DSP for Versal Devices - 2024.1 English

Power Design Manager User Guide (UG1556)

Document ID
UG1556
Release Date
2024-05-30
Version
2024.1 English

AMD device families have different Digital Signal Processing (DSP) blocks with different capabilities. A recommended source to help you understand the Versal DSP block entries is the DSP58 Architecture section of the Versal Adaptive SoC DSP Engine Architecture Manual (AM004)

Tip: For families that have a register within the multiplier (MREG), using this pipeline register helps lower dynamic power.

The DSP page covers estimation of DSP58 block resources. Similar to previous generations, an AMD Versalâ„¢ adaptive SoC DSP58 block can implement a wide variety of arithmetic and logical functions ranging from addition, subtraction, multiplication, to common DSP58 functions such as multiply accumulate. Like previous generations, DSP58 blocks can implement wide logic functions such as XOR and can be cascaded to form digital filters. The DSP58 block has a wider 27x24 complex multiplier that you can also configure as three 9x8 multipliers and has a wider 58-bit accumulator. DSP58 also supports floating point addition and multiplication.

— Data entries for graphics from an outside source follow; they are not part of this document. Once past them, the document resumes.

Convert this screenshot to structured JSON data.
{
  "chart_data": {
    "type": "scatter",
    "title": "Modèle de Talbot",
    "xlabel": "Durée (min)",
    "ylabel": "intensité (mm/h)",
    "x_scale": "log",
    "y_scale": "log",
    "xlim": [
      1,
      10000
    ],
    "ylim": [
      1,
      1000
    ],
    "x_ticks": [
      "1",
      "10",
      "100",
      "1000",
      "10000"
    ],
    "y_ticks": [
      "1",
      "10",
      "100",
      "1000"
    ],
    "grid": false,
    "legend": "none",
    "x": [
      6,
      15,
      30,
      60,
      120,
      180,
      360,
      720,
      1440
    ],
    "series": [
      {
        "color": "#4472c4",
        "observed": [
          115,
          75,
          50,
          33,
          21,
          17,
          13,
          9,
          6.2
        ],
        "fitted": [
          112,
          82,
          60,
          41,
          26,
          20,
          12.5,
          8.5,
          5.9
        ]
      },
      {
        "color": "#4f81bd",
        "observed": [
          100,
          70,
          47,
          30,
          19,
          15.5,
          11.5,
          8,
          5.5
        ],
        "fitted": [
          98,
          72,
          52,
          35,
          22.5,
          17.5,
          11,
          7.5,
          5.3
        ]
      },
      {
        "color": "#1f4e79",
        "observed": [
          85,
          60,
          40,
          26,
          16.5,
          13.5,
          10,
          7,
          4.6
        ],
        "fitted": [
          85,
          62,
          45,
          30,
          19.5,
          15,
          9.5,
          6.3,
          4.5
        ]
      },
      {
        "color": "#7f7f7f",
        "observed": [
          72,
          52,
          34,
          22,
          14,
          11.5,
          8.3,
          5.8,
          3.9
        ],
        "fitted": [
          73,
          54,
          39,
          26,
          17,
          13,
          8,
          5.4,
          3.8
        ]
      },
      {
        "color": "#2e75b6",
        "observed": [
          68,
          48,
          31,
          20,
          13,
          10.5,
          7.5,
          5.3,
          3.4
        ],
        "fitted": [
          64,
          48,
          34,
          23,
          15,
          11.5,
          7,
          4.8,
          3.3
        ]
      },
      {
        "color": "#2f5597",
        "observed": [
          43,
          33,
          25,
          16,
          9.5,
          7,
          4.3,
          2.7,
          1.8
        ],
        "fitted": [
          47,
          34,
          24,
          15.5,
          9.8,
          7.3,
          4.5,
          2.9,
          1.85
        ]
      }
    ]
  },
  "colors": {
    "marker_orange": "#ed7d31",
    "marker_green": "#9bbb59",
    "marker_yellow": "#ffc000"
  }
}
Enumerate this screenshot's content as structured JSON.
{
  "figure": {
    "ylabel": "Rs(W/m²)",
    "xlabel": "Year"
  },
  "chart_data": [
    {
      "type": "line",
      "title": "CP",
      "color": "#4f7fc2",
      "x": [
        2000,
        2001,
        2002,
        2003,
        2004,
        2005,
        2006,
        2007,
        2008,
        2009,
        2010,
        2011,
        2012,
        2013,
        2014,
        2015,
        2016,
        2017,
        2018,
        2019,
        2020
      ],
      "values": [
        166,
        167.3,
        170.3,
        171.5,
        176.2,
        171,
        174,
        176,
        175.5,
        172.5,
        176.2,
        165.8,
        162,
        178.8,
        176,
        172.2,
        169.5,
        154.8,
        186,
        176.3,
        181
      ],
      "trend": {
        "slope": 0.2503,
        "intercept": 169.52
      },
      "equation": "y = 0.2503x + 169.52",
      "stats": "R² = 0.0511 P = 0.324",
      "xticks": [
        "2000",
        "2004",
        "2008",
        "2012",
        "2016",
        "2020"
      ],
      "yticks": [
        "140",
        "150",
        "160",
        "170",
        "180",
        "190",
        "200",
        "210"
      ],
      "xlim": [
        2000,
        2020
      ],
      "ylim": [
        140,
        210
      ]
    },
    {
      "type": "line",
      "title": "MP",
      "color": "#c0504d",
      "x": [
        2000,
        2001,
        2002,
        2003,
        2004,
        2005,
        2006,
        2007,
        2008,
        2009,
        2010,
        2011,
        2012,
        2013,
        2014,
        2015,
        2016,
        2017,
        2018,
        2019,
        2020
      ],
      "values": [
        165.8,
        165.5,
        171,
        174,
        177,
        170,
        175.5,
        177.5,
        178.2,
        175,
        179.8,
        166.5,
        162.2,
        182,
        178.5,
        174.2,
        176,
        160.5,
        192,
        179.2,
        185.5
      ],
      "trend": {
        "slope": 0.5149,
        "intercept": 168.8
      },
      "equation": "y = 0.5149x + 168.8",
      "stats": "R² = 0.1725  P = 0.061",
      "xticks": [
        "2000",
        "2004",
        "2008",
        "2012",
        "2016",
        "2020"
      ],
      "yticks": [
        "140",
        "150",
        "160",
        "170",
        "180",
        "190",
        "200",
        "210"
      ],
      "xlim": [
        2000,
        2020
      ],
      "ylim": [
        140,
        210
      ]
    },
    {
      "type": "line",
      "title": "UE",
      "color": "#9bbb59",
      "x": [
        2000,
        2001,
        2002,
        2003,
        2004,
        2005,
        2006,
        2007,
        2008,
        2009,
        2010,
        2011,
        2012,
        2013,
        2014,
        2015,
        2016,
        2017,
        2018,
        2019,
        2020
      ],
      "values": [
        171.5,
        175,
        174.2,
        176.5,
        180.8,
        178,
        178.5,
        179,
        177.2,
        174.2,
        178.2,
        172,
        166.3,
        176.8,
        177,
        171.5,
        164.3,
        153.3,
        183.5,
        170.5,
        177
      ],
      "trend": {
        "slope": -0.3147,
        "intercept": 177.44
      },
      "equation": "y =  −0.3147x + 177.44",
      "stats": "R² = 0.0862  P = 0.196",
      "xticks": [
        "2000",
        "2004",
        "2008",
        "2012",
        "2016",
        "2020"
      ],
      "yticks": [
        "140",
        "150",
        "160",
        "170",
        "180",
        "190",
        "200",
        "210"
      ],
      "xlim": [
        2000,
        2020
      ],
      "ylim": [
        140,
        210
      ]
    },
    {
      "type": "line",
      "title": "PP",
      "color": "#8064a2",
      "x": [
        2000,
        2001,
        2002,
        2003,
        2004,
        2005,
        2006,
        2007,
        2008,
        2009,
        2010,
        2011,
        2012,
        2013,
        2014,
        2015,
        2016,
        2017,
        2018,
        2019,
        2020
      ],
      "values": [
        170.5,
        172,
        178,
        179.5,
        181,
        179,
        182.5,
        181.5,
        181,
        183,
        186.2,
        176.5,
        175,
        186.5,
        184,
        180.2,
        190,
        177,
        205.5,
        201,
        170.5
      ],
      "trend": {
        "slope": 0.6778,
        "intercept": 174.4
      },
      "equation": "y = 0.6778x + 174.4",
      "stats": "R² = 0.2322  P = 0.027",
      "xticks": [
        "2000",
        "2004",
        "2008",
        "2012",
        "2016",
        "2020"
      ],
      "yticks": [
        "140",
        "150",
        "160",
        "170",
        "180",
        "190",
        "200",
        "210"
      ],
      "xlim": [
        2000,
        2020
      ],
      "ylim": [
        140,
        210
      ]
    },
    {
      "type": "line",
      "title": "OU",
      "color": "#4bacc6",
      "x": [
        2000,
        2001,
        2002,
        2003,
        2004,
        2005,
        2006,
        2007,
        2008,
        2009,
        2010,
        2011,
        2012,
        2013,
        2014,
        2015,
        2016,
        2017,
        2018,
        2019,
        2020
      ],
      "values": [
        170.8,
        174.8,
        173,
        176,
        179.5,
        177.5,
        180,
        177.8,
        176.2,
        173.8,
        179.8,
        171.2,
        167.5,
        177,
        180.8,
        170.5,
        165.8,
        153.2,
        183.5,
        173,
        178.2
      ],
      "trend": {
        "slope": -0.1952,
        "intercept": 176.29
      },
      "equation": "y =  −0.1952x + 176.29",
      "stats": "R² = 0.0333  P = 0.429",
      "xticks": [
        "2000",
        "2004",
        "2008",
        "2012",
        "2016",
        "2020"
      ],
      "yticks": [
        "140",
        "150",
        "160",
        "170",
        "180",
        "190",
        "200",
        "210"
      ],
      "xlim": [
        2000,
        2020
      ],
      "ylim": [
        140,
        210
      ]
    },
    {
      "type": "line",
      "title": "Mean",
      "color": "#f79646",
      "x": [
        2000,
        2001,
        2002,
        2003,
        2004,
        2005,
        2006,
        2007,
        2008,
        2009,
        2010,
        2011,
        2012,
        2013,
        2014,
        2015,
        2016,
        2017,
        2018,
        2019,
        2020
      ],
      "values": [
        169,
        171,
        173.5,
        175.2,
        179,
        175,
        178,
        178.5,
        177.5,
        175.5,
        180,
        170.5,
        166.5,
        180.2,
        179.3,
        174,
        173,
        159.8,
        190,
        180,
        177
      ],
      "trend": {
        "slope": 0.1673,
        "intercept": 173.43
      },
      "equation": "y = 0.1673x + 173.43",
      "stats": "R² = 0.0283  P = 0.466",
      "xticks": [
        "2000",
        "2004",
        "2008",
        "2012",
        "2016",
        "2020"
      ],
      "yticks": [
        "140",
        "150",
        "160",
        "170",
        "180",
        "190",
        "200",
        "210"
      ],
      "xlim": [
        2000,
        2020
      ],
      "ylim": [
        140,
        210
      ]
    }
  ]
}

The following settings are used to configure Versal adaptive SoC DSP58 blocks for power estimation:

Configurations
Versal adaptive SoC PDM lets you use mode-specific configurations for the DSP58 block. You can select the suitable configurations from the drop-down list based on the DSP58 operation that you are performing. The Versal DSP58 power model supports much more fine-grained accuracy compared to previous generations. You can choose from various sizes of integer multipliers, MACs, dot-products, complex multipliers, and floating point operations.
DSP58 Slices
This is the number of DSP58 blocks. In the Versal architecture, one DSP58 block can implement a 27x24 fixed-point multiplier, while you can pair two DSP58 blocks with common logic to implement an 18-bit complex multiplier.
Clock
Choose the DSP58 Slice clock from the drop-down menu.
Block Toggle Rate
This is the average toggle rate of all DSP58 block signals. Manually adjust the toggle rate when necessary.
  • If the DSP58 block is enabled for only a fraction of cycles, scale the Block Toggle Rate by the enable rate. For example, if the DSP is enabled for half the cycles, multiply the Block Toggle Rate by 0.5 to get the new Block Toggle Rate.
  • If the DSP58 block does not use all the multiplier outputs, scale the Block Toggle Rate by the fraction of output bits used. If only 48 bits are used, then multiply the Block Toggle Rate by (48 / 58) to reflect the proportion of actively switching signals in the DSP58 block.
DSP Mode
This indicates the operational mode of the DSP58 blocks. It is auto-populated and is read-only for the specified configuration.
INT24
This mode is compatible with the DSP58 from previous generations. INT24 indicates the DSP58 block is configured as a 27x24 signed, fixed point multiplier. If using a smaller sized multiplier, scale the Block Toggle Rate by the proportion of used output bits.
INT8
DSP58 uses the Vector Fixed Point ALU mode in this configuration. This mode is used for computing three-element 9x8 vector dot products with accumulate or post add options.
CINT8
This mode indicates that two adjacent DSP58 blocks are configured to implement an 18-bit complex multiplier. Ensure that the DSP slice total takes into account two DSP slices per complex multiplier.
FP32
DSP58E5 uses floating point multiplier and adder in this configuration. This mode is used for FP32 single precision or FP16 half precision with accumulate or post add options.
MULT Used?
This indicates whether or not the DSP58 multiplier is used. The default value is Yes because the multiplier is expected to be used for the majority of cases. It is auto-populated and is read-only for a given configuration.
Multiplier Pipeline Used?
When MULT Used is Yes, it indicates if the multiplier is pipelined or not. The multiplier is typically pipelined due to its relatively large propagation delay so the default value is Yes. The value should be set to No only for very low clock speeds, or when multipliers are not used for the DSP58 configurations.
Pre-Add Used?
The DSP58 contains a 27-bit signed adder that can drive one or both inputs of the multiplier. Select Yes if you are implementing an arithmetic function that requires the pre-add, for example (B + D) * A. The default value is No. This field is auto-populated and is read-only for a given configuration.
AD Reg Used?
This indicates that the pre-adder output is pipelined before feeding to multiplier input. The default value is No. This field is auto-populated and you can override this setting.
DSP slices have clock enable (CE) ports. When entering data in the Toggle Rate column remember to multiply your data input toggle rate with the DSP slice clock enable rate. For example, if random data (typically ~38% data toggle rate) is input into the DSP slice and the slice is clock enabled only 50% of the time, then the output data toggle rate should be scaled by the CE rate such that the data toggle rate becomes 19% (38% x 50%).